In a speech on Wednesday, Agriculture Secretary William D. Dar said the agency will review its existing “1-7-10” protocol implemented by the government, particularly the 1-kilometer depopulation, or culling radius.
Dar disclosed that the DA is now looking at limiting the depopulation area to a 500-meter radius of the infected farm. He said this will ensure pork supply, as healthy pigs outside of the proposed 500-meter radius may be slaughtered and sold.
The DA chief explained that with the bigger radius, only 13 percent of the 210,000 pigs culled by the government were sick or infected by ASF, while some 190,000 are healthy.
“In a meeting with hog commercial leaders, they [asked] me if we can review the 1-7-10 protocol, particularly the 1-km [depopulation] radius. So, let’s study [changes in the] protocol,” Dar said in his speech during the first day of the International Farmers Summit in Pasay City.
“Only 13 percent of the depopulated pigs are sick, the number of healty pigs is higher. If they can still be slaughtered then it would have higher economic value,” he added.
Dar said he will instruct the DA’s ASF Crisis Management Team to review the protocol. He did not give a specific time line for its review.
The agriculture chief also appealed to private veterinarians to zero in on the proposal as they are experts on the matter.
“This [proposal] is being presented to the veterinarians. Are there other countries that have implemented [the proposed protocol]?” asked Dar.
Philippine Veterinary Drug Association (PVDA) President Eugene Mende said his group will look into Dar’s proposal. Mende said he sees the proposal as a “feasible” mechanism to control the ASF outbreak while minimizing hog raisers’ losses and ensuring stable supply.

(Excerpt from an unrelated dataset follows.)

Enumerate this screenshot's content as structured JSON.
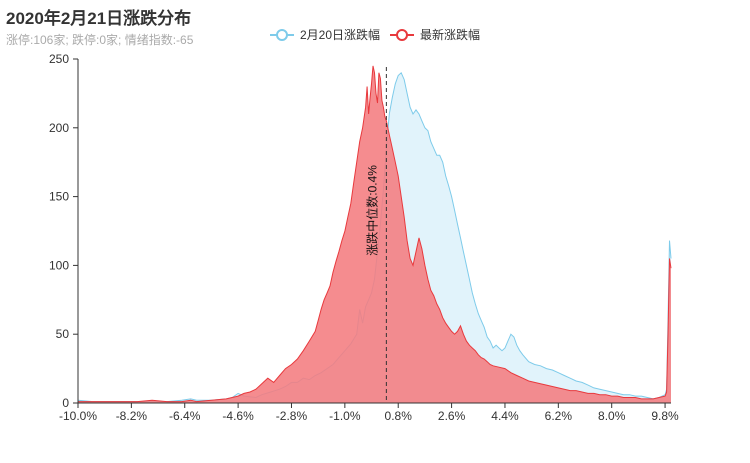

“The only important thing is that the pigs do not go outside of the infected zones. So, we will sit down, and study that proposal,” Mende told reporters in an interview.
Industry stakeholders and experts said a huge cut in the country’s pork supply may cause spikes in prices.
In a presentation during the plenary summit, Mende said the
spread of the fatal hog disease, if left unchecked, could wipe out more than
half of the country’s pig herd or almost 8 million heads. This projection was
made by the PVDA in partnership with the local hog
This, Mende said, will cause farm-gate prices to go up by 20 percent to more than 30 percent. The farm-gate prices of hogs may rise to P115 to P120 per kilogram.
“That is what will happen if we will do nothing to control ASF, and just let it spread across the country,” he said.
As a way of easing the pressure on pork supply, Dar said the government is promoting the production of rabbit meat as an alternative protein source, particularly for Filipinos who do not want to eat pork due to the ASF scare.
Dar said the production of rabbit meat involves a shorter cycle compared to that of livestock or poultry, and it is cheaper than chicken.
“We are supportive of the rabbit industry. We are serious [about this]. Poultry is the No. 1 option, but rabbit meat is part of our basket of options,” he said.